Improving human safety and security in all aspects of everyday life is one of the most important and challenging topics for the international research and industrial communities.

In such a context, one of the applications of main interest is represented by the structural health monitoring (SHM) of complex and large structures such as skyscrapers, bridges, aircrafts, railway systems, wind energy generators.

In this framework, one of the available and general‐purpose technologies that can be proficiently exploited in the implementation of new‐generation SHM systems is represented by wireless sensor networks (WSNs). 

As a matter of fact, WSNs proved to be a suitable tool for gathering data during long periods (thanks to the low power consumption) and in a distributed and pervasive manner, without the need of a specific and continuous maintenance, thus with limited costs.

Because of the huge amount of information collectable by a WSN or analogous distributed sensing technologies, efficient inversion tools are needed to detect changes, cracks or anomalies in the structure under test (SUT) in a time‐efficient and reliable fashion. The information on the status of the SUT should be available to the final decision‐makers/end‐users in real‐time or almost real‐time.

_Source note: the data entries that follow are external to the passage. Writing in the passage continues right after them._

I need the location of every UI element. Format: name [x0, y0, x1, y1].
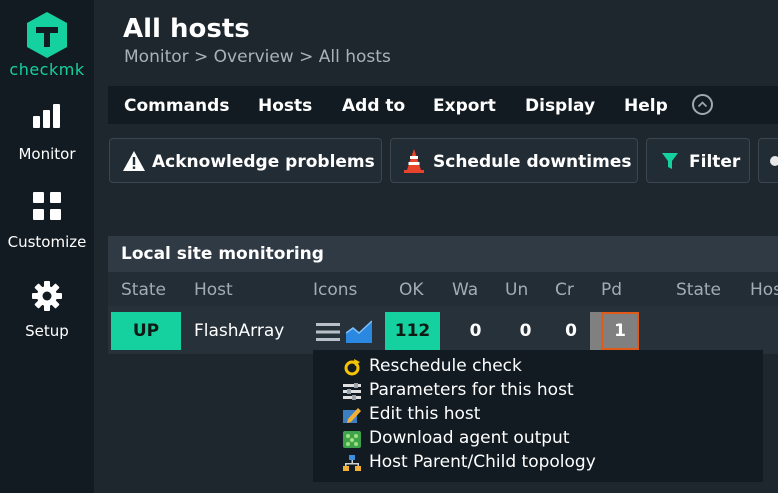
perfgraph-button[interactable] [345, 312, 373, 350]
col-host-2[interactable]: Hos [750, 280, 778, 300]
traffic-cone-icon [404, 149, 424, 173]
menu-item-label: Edit this host [369, 404, 481, 424]
toggle-button[interactable] [758, 138, 778, 183]
filter-label: Filter [689, 152, 741, 172]
site-title: Local site monitoring [121, 244, 324, 264]
download-agent-icon [343, 431, 361, 448]
col-warning[interactable]: Wa [452, 280, 478, 300]
reschedule-icon [344, 359, 360, 376]
menu-item-label: Host Parent/Child topology [369, 452, 596, 472]
status-badge: UP [111, 312, 181, 350]
host-link[interactable]: FlashArray [194, 312, 284, 350]
page-title: All hosts [123, 14, 250, 44]
col-host[interactable]: Host [194, 280, 233, 300]
sidebar-item-label: Customize [7, 233, 87, 251]
menu-add-to[interactable]: Add to [342, 96, 405, 116]
host-context-menu: Reschedule check Parameters for this hos… [313, 350, 763, 482]
menu-hosts[interactable]: Hosts [258, 96, 312, 116]
collapse-menu-button[interactable] [692, 94, 713, 115]
pending-count[interactable]: 1 [601, 312, 639, 350]
sidebar-item-monitor[interactable]: Monitor [0, 102, 94, 163]
checkmk-logo-icon [27, 12, 67, 58]
menu-bar: Commands Hosts Add to Export Display Hel… [108, 86, 778, 124]
warning-icon [123, 151, 145, 171]
menu-item-label: Reschedule check [369, 356, 522, 376]
sidebar-item-customize[interactable]: Customize [0, 190, 94, 251]
graph-icon [346, 320, 372, 343]
sidebar-item-label: Setup [25, 322, 69, 340]
parameters-icon [343, 383, 361, 400]
host-table: Local site monitoring State Host Icons O… [108, 236, 778, 354]
acknowledge-problems-button[interactable]: Acknowledge problems [109, 138, 382, 183]
col-critical[interactable]: Cr [555, 280, 574, 300]
edit-icon [343, 408, 361, 423]
checkmk-logo[interactable] [0, 10, 94, 64]
hamburger-menu-icon [316, 323, 340, 341]
host-menu-button[interactable] [314, 312, 342, 350]
site-header: Local site monitoring [108, 236, 778, 272]
menu-item-label: Download agent output [369, 428, 570, 448]
menu-item-label: Parameters for this host [369, 380, 574, 400]
col-unknown[interactable]: Un [505, 280, 528, 300]
gear-icon [32, 281, 62, 311]
ok-count[interactable]: 112 [385, 312, 440, 350]
menu-commands[interactable]: Commands [124, 96, 229, 116]
filter-button[interactable]: Filter [646, 138, 750, 183]
breadcrumb: Monitor > Overview > All hosts [124, 47, 391, 67]
column-header-row: State Host Icons OK Wa Un Cr Pd State Ho… [108, 272, 778, 306]
grid-icon [33, 192, 61, 220]
col-ok[interactable]: OK [399, 280, 424, 300]
chevron-up-icon [697, 101, 708, 108]
sidebar-item-label: Monitor [18, 145, 76, 163]
schedule-downtimes-button[interactable]: Schedule downtimes [390, 138, 638, 183]
sidebar-item-setup[interactable]: Setup [0, 280, 94, 340]
col-state[interactable]: State [121, 280, 166, 300]
topology-icon [343, 455, 361, 471]
toggle-knob-icon [770, 156, 778, 166]
col-pending[interactable]: Pd [601, 280, 622, 300]
col-icons[interactable]: Icons [313, 280, 357, 300]
menu-display[interactable]: Display [525, 96, 595, 116]
menu-export[interactable]: Export [433, 96, 496, 116]
acknowledge-label: Acknowledge problems [152, 152, 375, 172]
logo-text: checkmk [9, 60, 85, 79]
bar-chart-icon [33, 104, 60, 128]
filter-icon [662, 153, 678, 169]
sidebar: checkmk Monitor Customize Setup [0, 0, 94, 493]
menu-help[interactable]: Help [624, 96, 668, 116]
schedule-label: Schedule downtimes [433, 152, 632, 172]
col-state-2[interactable]: State [676, 280, 721, 300]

Towards this end, two main issues have to be carefully addressed:

  1. the development of fast methods that provide the SUT descriptors in real‐time;
  2. a method to infer the reliability of the estimated values of the SUT descriptors by exploiting the collected information and the a‐priori information on the problem at hand.

Unfortunately, the development of algorithms complying with the above requirements is an extremely challenging task, and no general-purpose solution has been proposed in the state-of-the-art to achieve these goals in the SIRENA reference scenarios.